Biologists have linked a mysterious, underwater farting sound to bubbles coming out of a herring’s anus. No fish had been known to emit sound from its anus nor to be capable of producing such a high-pitched noise.

“It sounds just like a high-pitched raspberry,” says Ben Wilson of the University of British Columbia in Vancouver, Canada. Wilson and his colleagues cannot be sure why herring make this sound, but initial research suggests that it might explain the puzzle of how shoals keep together after dark.

“Surprising and interesting” is how aquatic acoustic specialist Dennis Higgs, of the University of Windsor in Ontario, describes the discovery. It is the first case of a fish potentially using high frequency for communication, he believes.

Arthur Popper, an aquatic bio-acoustic specialist at the University of Maryland, US, is also intrigued. “I’d not have thought of it, but fish do very strange and diverse things,” he says
Grunts and buzzes

Fish are known to call out to potential mates with low “grunts and buzzes”, produced by wobbling a balloon of air called the swim bladder located in the abdomen. The swim bladder inflates and deflates to adjust the fish’s buoyancy.

The biologists initially assumed that the swim bladder was also producing the high-pitched sound they had detected. But then they noticed that a stream of bubbles expelled from the fish’s anus corresponded exactly with the timing of the noise. So a more likely cause was air escaping from the swim bladder through the anus.

It was at this point that the team named the noise Fast Repetitive Tick (FRT). But Wilson points that, unlike a human fart, the sounds are probably not caused by digestive gases because the number of sounds does not change when the fish are fed.

The researchers also tested whether the fish were farting from fear, perhaps to sound an alarm. But when they exposed fish to a shark scent, there was again no change in the number of FRTs.
Night waves

Finally, three observations persuaded the researchers that the FRT is most likely produced for communication. Firstly, when more herring are in a tank, the researchers record more FRTs per fish.

Secondly, the herring are only noisy after dark, indicating that the sounds might allow the fish to locate one another when they cannot be seen. Thirdly, the biologists know that herrings can hear sounds of this frequency, while most fish cannot.
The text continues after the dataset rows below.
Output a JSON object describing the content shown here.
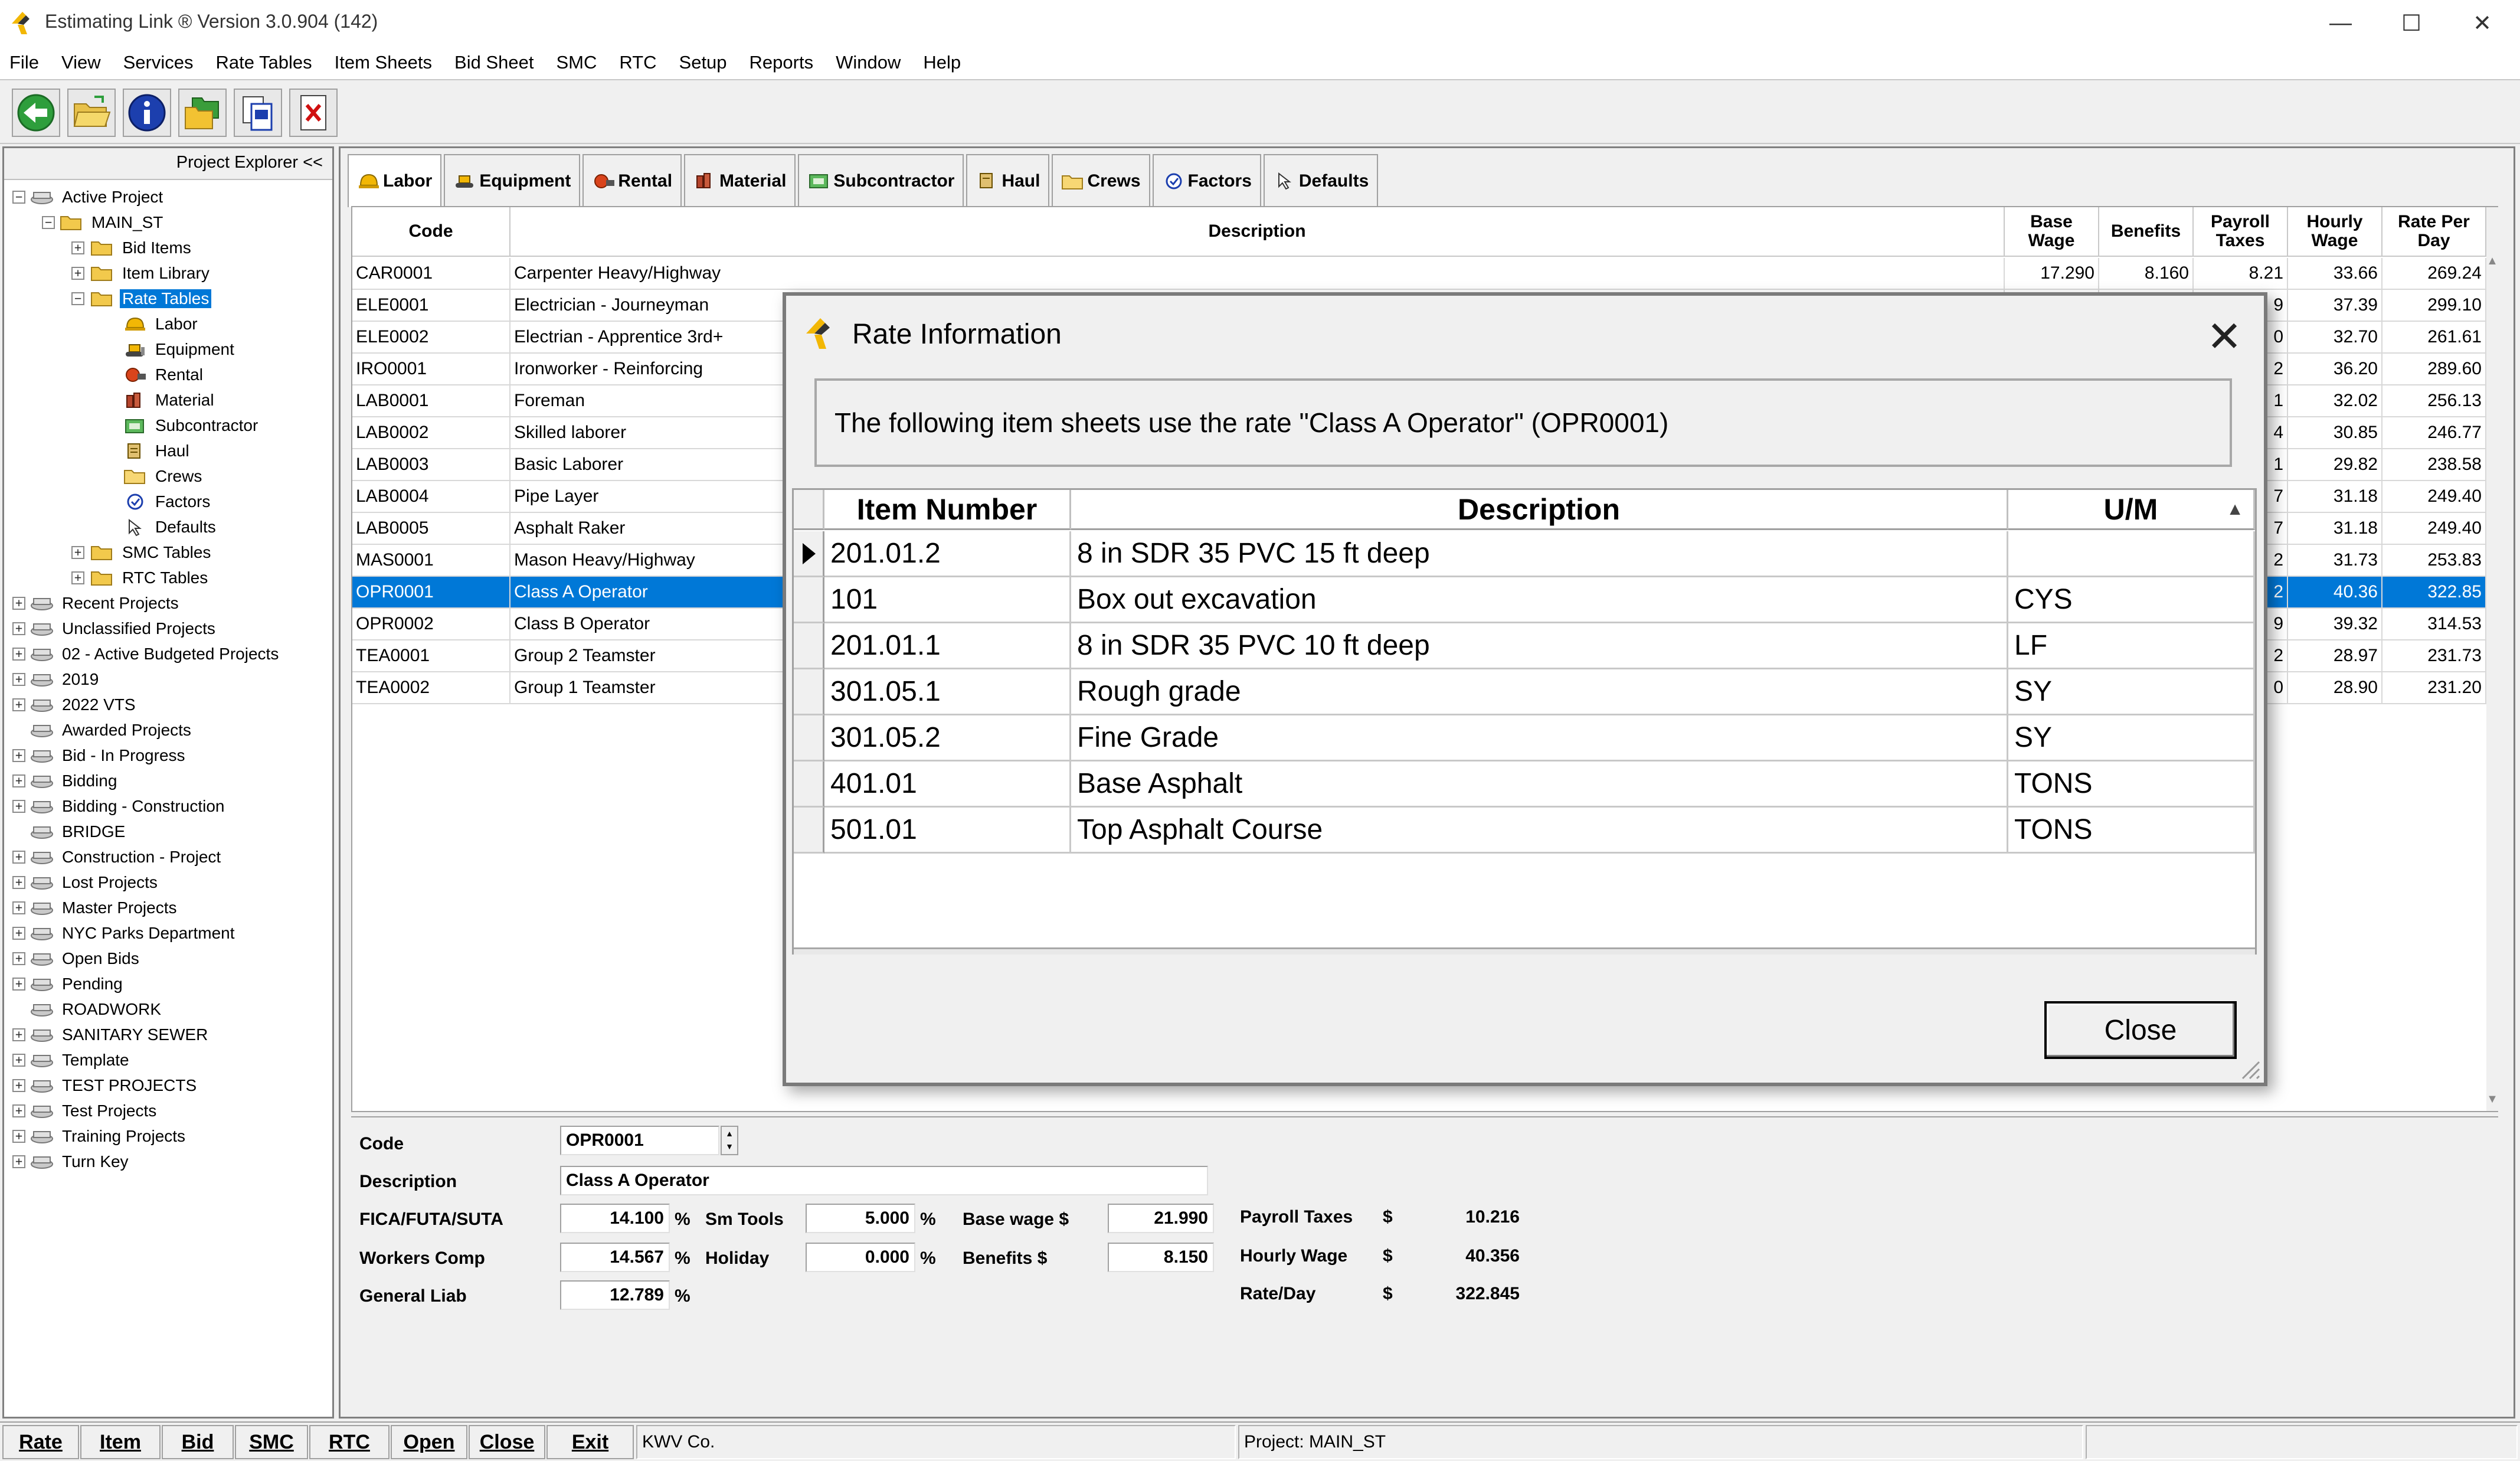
{
  "window": {
    "title": "Estimating Link ® Version   3.0.904 (142)",
    "minimize": "—",
    "maximize": "☐",
    "close": "✕"
  },
  "menu": [
    "File",
    "View",
    "Services",
    "Rate Tables",
    "Item Sheets",
    "Bid Sheet",
    "SMC",
    "RTC",
    "Setup",
    "Reports",
    "Window",
    "Help"
  ],
  "toolbar": {
    "icons": [
      "back-icon",
      "open-folder-icon",
      "info-icon",
      "folders-icon",
      "document-copy-icon",
      "delete-document-icon"
    ]
  },
  "explorer": {
    "header": "Project Explorer <<",
    "active_project": "Active Project",
    "project": "MAIN_ST",
    "project_children": [
      "Bid Items",
      "Item Library",
      "Rate Tables"
    ],
    "rate_tables_children": [
      "Labor",
      "Equipment",
      "Rental",
      "Material",
      "Subcontractor",
      "Haul",
      "Crews",
      "Factors",
      "Defaults"
    ],
    "other_tables": [
      "SMC Tables",
      "RTC Tables"
    ],
    "folders": [
      "Recent Projects",
      "Unclassified Projects",
      "02 - Active Budgeted Projects",
      "2019",
      "2022 VTS",
      "Awarded Projects",
      "Bid - In Progress",
      "Bidding",
      "Bidding - Construction",
      "BRIDGE",
      "Construction - Project",
      "Lost Projects",
      "Master Projects",
      "NYC Parks Department",
      "Open Bids",
      "Pending",
      "ROADWORK",
      "SANITARY SEWER",
      "Template",
      "TEST PROJECTS",
      "Test Projects",
      "Training Projects",
      "Turn Key"
    ]
  },
  "tabs": [
    "Labor",
    "Equipment",
    "Rental",
    "Material",
    "Subcontractor",
    "Haul",
    "Crews",
    "Factors",
    "Defaults"
  ],
  "grid": {
    "headers": {
      "code": "Code",
      "description": "Description",
      "base_wage": "Base Wage",
      "benefits": "Benefits",
      "payroll_taxes": "Payroll Taxes",
      "hourly_wage": "Hourly Wage",
      "rate_per_day": "Rate Per Day"
    },
    "rows": [
      {
        "code": "CAR0001",
        "description": "Carpenter Heavy/Highway",
        "base_wage": "17.290",
        "benefits": "8.160",
        "payroll_taxes": "8.21",
        "hourly_wage": "33.66",
        "rate_per_day": "269.24"
      },
      {
        "code": "ELE0001",
        "description": "Electrician - Journeyman",
        "base_wage": "",
        "benefits": "",
        "payroll_taxes": "9",
        "hourly_wage": "37.39",
        "rate_per_day": "299.10"
      },
      {
        "code": "ELE0002",
        "description": "Electrian - Apprentice 3rd+",
        "base_wage": "",
        "benefits": "",
        "payroll_taxes": "0",
        "hourly_wage": "32.70",
        "rate_per_day": "261.61"
      },
      {
        "code": "IRO0001",
        "description": "Ironworker - Reinforcing",
        "base_wage": "",
        "benefits": "",
        "payroll_taxes": "2",
        "hourly_wage": "36.20",
        "rate_per_day": "289.60"
      },
      {
        "code": "LAB0001",
        "description": "Foreman",
        "base_wage": "",
        "benefits": "",
        "payroll_taxes": "1",
        "hourly_wage": "32.02",
        "rate_per_day": "256.13"
      },
      {
        "code": "LAB0002",
        "description": "Skilled laborer",
        "base_wage": "",
        "benefits": "",
        "payroll_taxes": "4",
        "hourly_wage": "30.85",
        "rate_per_day": "246.77"
      },
      {
        "code": "LAB0003",
        "description": "Basic Laborer",
        "base_wage": "",
        "benefits": "",
        "payroll_taxes": "1",
        "hourly_wage": "29.82",
        "rate_per_day": "238.58"
      },
      {
        "code": "LAB0004",
        "description": "Pipe Layer",
        "base_wage": "",
        "benefits": "",
        "payroll_taxes": "7",
        "hourly_wage": "31.18",
        "rate_per_day": "249.40"
      },
      {
        "code": "LAB0005",
        "description": "Asphalt Raker",
        "base_wage": "",
        "benefits": "",
        "payroll_taxes": "7",
        "hourly_wage": "31.18",
        "rate_per_day": "249.40"
      },
      {
        "code": "MAS0001",
        "description": "Mason Heavy/Highway",
        "base_wage": "",
        "benefits": "",
        "payroll_taxes": "2",
        "hourly_wage": "31.73",
        "rate_per_day": "253.83"
      },
      {
        "code": "OPR0001",
        "description": "Class A Operator",
        "base_wage": "",
        "benefits": "",
        "payroll_taxes": "2",
        "hourly_wage": "40.36",
        "rate_per_day": "322.85"
      },
      {
        "code": "OPR0002",
        "description": "Class B Operator",
        "base_wage": "",
        "benefits": "",
        "payroll_taxes": "9",
        "hourly_wage": "39.32",
        "rate_per_day": "314.53"
      },
      {
        "code": "TEA0001",
        "description": "Group 2 Teamster",
        "base_wage": "",
        "benefits": "",
        "payroll_taxes": "2",
        "hourly_wage": "28.97",
        "rate_per_day": "231.73"
      },
      {
        "code": "TEA0002",
        "description": "Group 1 Teamster",
        "base_wage": "",
        "benefits": "",
        "payroll_taxes": "0",
        "hourly_wage": "28.90",
        "rate_per_day": "231.20"
      }
    ],
    "selected_index": 10,
    "scroll_up": "▲",
    "scroll_down": "▼"
  },
  "detail": {
    "code_label": "Code",
    "code_value": "OPR0001",
    "description_label": "Description",
    "description_value": "Class A Operator",
    "fica_label": "FICA/FUTA/SUTA",
    "fica_value": "14.100",
    "workers_comp_label": "Workers Comp",
    "workers_comp_value": "14.567",
    "general_liab_label": "General Liab",
    "general_liab_value": "12.789",
    "sm_tools_label": "Sm Tools",
    "sm_tools_value": "5.000",
    "holiday_label": "Holiday",
    "holiday_value": "0.000",
    "base_wage_label": "Base wage $",
    "base_wage_value": "21.990",
    "benefits_label": "Benefits $",
    "benefits_value": "8.150",
    "payroll_taxes_label": "Payroll Taxes",
    "payroll_taxes_value": "10.216",
    "hourly_wage_label": "Hourly Wage",
    "hourly_wage_value": "40.356",
    "rate_day_label": "Rate/Day",
    "rate_day_value": "322.845",
    "percent": "%",
    "dollar": "$"
  },
  "statusbar": {
    "buttons": [
      "Rate",
      "Item",
      "Bid",
      "SMC",
      "RTC",
      "Open",
      "Close",
      "Exit"
    ],
    "company": "KWV Co.",
    "project": "Project: MAIN_ST"
  },
  "modal": {
    "title": "Rate Information",
    "message": "The following item sheets use the rate \"Class A Operator\" (OPR0001)",
    "headers": {
      "item_number": "Item Number",
      "description": "Description",
      "um": "U/M"
    },
    "rows": [
      {
        "item_number": "201.01.2",
        "description": "8 in SDR 35 PVC 15 ft deep",
        "um": ""
      },
      {
        "item_number": "101",
        "description": "Box out excavation",
        "um": "CYS"
      },
      {
        "item_number": "201.01.1",
        "description": "8 in SDR 35 PVC 10 ft deep",
        "um": "LF"
      },
      {
        "item_number": "301.05.1",
        "description": "Rough grade",
        "um": "SY"
      },
      {
        "item_number": "301.05.2",
        "description": "Fine Grade",
        "um": "SY"
      },
      {
        "item_number": "401.01",
        "description": "Base Asphalt",
        "um": "TONS"
      },
      {
        "item_number": "501.01",
        "description": "Top Asphalt Course",
        "um": "TONS"
      }
    ],
    "close_label": "Close",
    "close_x": "✕",
    "sort_arrow": "▲"
  },
  "colors": {
    "selection": "#0078d7"
  }
}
This would allow them to communicate by FRT without alerting predators to their presence.

Wilson emphasises that at present this idea is just a theory. But the discovery is still useful, he says. Herring might be tracked by their FRTs, in the same way that whales and dolphins are monitored by their high-pitched squeals. Fishermen might even exploit this to locate shoals.

There may even be a conservation issue. Some experts believe human-generated sounds can damage underwater mammals. Now it seems underwater noise might disrupt fish too.